Frauen mit kleinen Handtaschen
Gegen 10 Uhr ist die S-Bahn nicht mehr ganz so voll, bereits nach 2 Stationen hatte ich sogar einen Fensterplatz erstanden. Glücklich setzte ich mich schnell, nahm meine große Tasche auf den Schoß und einige überfällige Korrekturfahnen, als beim nächsten Halt der nette Herr zu meiner Rechten einer heftig ins Handy gestikulierenden Dame seinen Platz überließ.
Wohlgekleidet und gut frisiert bezog sie mich, kaum dass sie saß, in ihre derzeitigen Probleme ein. Zwei Stationen später war ich im Bilde.

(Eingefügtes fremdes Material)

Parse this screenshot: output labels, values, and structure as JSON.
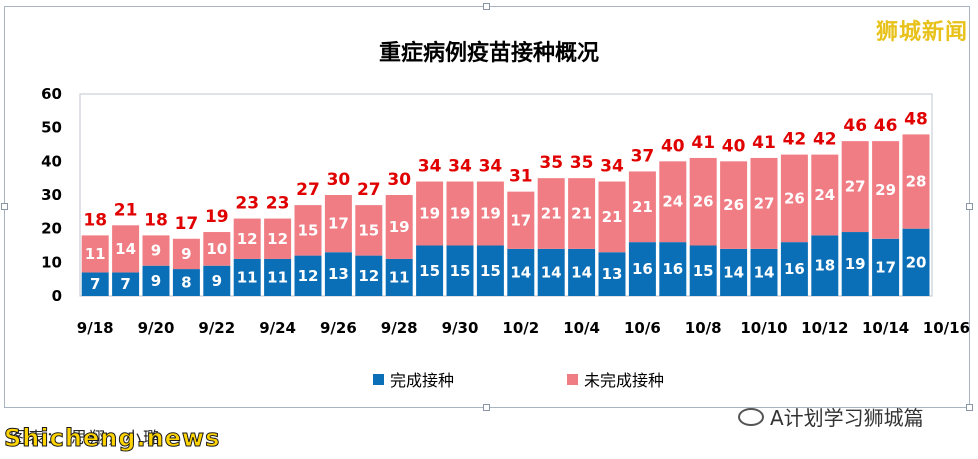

Sie war sehr frustriert. Wegen abundanter erektiler Dysfunktion sähe sie ihre frugalen Bedürfnisse nicht mehr ausreichend befriedigt und wenn Karl-Heinz nicht bald etwas dagegen unternähme, sei sie wohl oder übel gezwungen, ihre Konkupiszenz anderswo auszuleben und eine Disconnection der Beziehung wäre somit auf Dauer auch nicht mehr auszuschließen, immerhin ... Die letzten Worte gingen im geräuschvollen Bremsen der Bahn unter.

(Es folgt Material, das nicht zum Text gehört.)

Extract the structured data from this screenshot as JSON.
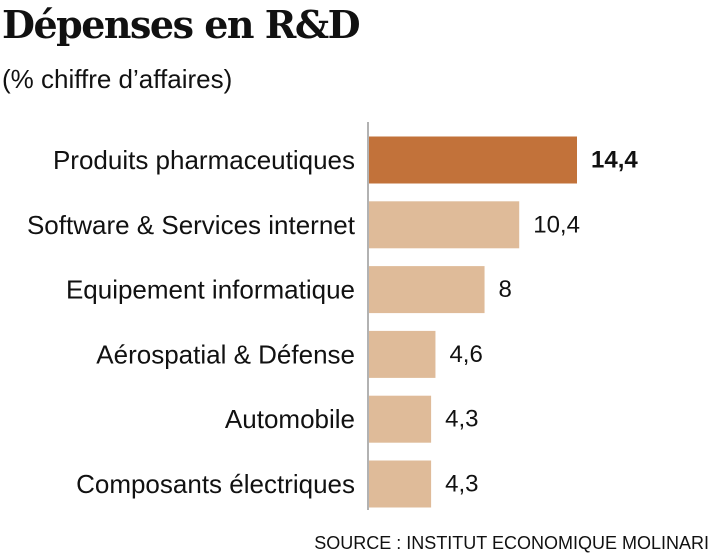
{
  "header": {
    "title": "Dépenses en R&D",
    "subtitle": "(% chiffre d’affaires)"
  },
  "footer": {
    "source": "SOURCE : INSTITUT ECONOMIQUE MOLINARI"
  },
  "colors": {
    "highlight_bar": "#C2723A",
    "bar": "#DFBB99",
    "highlight_text": "#C2723A",
    "axis": "#999999"
  },
  "chart_data": {
    "type": "bar",
    "orientation": "horizontal",
    "categories": [
      "Produits pharmaceutiques",
      "Software & Services internet",
      "Equipement informatique",
      "Aérospatial & Défense",
      "Automobile",
      "Composants électriques"
    ],
    "values": [
      14.4,
      10.4,
      8,
      4.6,
      4.3,
      4.3
    ],
    "value_labels": [
      "14,4",
      "10,4",
      "8",
      "4,6",
      "4,3",
      "4,3"
    ],
    "highlight_index": 0,
    "title": "Dépenses en R&D",
    "subtitle": "(% chiffre d’affaires)",
    "xlim": [
      0,
      14.4
    ],
    "grid": false
  }
}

Während sie sich erhob, bedankte ich mich höflich für das nette Gespräch. Nicht ohne Neid sah ich ihr nach, wie sie tänzelnd das Abteil verließ, mit ihrem kleinen Täschchen unter dem Arm. Dann zog ich aus meiner Tasche mein zerfleddertes Fremdwörterbuch hervor, ohne das ich mich kaum mehr aus dem Haus getraue. - Ich bewundere Frauen mit kleinen Handtaschen, sie wirken so gebildet.